The Alberta government deployed 50 custom Agentic AI tools to parse through millions of lines of legacy code to identify vulnerabilities in government systems and fix them.
The tools were developed by the Ministry of Technology and Innovation, which used Anthropic’s agentic AI model Claude Code alongside its frontier models Claude Opus and Claude Sonnet. The ministry tested the agents on 1,280 applications and 3,400 code repositories run by the local Alberta government.
The AI agents parsed through more than 466 million lines of code in 20 hours to identify security vulnerabilities, the Alberta government said, adding that the AI systems were designed to spot vulnerabilities in the underlying infrastructure, deployment processes, and gaps in technical documentation. In one ministry, AI agents identified 185 aging systems to be replaced by 16 modern applications the government will own outright.

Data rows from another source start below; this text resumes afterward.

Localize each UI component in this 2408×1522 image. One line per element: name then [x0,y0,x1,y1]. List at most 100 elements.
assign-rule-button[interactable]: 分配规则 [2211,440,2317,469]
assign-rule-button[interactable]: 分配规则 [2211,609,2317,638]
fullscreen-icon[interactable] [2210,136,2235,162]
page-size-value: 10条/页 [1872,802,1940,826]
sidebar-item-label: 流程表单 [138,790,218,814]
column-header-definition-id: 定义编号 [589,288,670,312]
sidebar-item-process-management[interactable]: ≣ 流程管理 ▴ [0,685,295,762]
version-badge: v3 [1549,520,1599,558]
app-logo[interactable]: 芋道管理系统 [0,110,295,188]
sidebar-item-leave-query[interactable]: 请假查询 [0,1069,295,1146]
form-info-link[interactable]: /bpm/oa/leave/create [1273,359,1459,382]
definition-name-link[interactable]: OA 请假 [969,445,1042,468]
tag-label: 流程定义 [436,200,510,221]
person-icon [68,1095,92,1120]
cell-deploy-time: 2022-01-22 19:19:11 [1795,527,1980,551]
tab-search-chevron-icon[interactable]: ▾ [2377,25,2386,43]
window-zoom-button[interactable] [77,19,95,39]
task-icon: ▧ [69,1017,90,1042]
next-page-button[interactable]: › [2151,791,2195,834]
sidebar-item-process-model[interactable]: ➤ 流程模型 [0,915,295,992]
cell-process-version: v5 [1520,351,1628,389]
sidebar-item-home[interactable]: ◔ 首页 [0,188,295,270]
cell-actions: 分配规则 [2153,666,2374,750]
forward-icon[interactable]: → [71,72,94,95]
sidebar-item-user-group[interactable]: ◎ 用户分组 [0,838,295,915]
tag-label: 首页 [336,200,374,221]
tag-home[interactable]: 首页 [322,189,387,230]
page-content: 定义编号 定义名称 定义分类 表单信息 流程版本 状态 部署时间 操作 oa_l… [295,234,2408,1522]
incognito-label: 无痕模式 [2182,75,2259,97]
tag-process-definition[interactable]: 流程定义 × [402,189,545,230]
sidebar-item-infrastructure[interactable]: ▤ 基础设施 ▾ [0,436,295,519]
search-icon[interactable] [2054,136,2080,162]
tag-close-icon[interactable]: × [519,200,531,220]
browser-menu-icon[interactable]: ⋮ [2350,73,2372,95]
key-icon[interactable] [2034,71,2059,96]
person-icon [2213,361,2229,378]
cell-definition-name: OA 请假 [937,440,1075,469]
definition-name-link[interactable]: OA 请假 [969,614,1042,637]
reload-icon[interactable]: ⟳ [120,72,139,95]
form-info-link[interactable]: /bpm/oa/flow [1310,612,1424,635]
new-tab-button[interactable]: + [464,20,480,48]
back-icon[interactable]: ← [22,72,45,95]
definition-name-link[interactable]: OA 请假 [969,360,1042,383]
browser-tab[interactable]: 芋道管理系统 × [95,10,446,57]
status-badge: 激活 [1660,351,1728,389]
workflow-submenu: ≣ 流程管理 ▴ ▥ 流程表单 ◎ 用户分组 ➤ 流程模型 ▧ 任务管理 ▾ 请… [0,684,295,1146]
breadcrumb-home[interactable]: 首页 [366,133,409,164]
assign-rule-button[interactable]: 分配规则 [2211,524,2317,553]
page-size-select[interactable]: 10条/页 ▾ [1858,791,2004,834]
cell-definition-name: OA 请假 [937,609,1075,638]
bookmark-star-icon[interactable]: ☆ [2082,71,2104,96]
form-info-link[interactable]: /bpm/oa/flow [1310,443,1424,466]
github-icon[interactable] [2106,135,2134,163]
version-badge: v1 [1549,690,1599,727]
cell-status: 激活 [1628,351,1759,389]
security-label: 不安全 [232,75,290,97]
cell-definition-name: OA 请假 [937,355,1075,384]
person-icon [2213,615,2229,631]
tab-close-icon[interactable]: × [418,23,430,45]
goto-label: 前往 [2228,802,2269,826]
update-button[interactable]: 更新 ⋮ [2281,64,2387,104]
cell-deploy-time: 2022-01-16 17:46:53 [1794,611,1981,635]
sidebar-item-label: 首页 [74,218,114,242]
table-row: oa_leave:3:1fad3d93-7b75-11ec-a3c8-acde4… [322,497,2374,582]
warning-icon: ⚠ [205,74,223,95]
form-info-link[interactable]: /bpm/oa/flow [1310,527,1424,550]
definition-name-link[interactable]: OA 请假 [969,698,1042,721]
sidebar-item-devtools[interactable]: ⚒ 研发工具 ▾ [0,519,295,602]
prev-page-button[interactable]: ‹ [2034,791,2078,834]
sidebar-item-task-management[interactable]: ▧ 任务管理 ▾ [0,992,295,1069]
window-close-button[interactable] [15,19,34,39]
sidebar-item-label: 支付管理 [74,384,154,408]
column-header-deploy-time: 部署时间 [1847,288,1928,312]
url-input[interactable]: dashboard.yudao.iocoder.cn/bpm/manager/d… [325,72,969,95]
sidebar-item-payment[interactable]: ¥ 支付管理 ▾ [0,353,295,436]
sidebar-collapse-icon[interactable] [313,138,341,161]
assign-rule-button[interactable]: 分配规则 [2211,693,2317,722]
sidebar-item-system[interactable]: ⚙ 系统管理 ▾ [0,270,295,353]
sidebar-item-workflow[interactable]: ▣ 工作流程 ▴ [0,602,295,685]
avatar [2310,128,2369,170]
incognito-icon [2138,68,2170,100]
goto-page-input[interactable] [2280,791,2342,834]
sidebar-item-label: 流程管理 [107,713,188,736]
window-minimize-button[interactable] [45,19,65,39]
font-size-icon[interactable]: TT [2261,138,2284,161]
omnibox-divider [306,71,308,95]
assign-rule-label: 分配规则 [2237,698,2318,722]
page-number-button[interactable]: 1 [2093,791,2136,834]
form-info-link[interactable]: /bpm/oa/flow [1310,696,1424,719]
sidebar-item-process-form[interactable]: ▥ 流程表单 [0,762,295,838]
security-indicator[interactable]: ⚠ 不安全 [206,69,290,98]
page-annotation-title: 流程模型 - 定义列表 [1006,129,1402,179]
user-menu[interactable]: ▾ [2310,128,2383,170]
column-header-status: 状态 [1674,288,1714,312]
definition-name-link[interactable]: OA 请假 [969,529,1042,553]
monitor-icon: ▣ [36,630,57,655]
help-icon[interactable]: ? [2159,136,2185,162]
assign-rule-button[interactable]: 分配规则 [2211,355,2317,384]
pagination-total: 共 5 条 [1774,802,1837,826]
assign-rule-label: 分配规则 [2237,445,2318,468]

To put that scale in context: Alberta estimated that modernising its technology stack the traditional way would cost roughly CAD 2 billion and take more than a century. Using AI agents, the government is targeting a 95 per cent reduction in both time and cost.
“The tools our team built are world-class, and we are sharing them openly because every government is stuck with the same aging systems we were. Alberta is not waiting to solve this problem. We are solving it, and we are showing others how,” Nate Glubish, Alberta’s Minister of Technology and Innovation, said.
Anthropic’s Role In Vulnerability Detection
Anthropic on Monday said the analysis was carried out by the AI agents in two stages. The initial step involved scanning each repository with rules to flag known patterns. In the second stage, the agents were then required to review each of the flagged items and cite them line by line for the developers to verify.
Anthropic said it will be working with the ministry to develop AI agents that can build new software and tools. “The goal is to reduce complexity, lower maintenance costs, and speed up modernization work that would otherwise take years to complete,” the company said.
This review process is important when considering AI’s role in vulnerability detection. Some security experts have cautioned against their rushed deployment as they are prone to hallucinations and a high rate of false positives. AI agents are also known to be susceptible to “agentjacking,” in which an attacker can hijack AI coding agents to run attacker-controlled code on a developer’s machine. The vulnerability stems from how AI agents and models implicitly trust the Model Context Protocol (MCP), an open-source standard for connecting AI applications to external systems.
“MCP integrations are the next frontier for software supply chain attacks,” researchers at security firm Tenet, who uncovered the attack tactic said. “It is crucial to begin evaluating which tools your AI agents connect to, whether those tools return untrusted data, and what controls exist to prevent injected data from triggering code execution. The era of indirect prompt injection via developer tools has arrived.”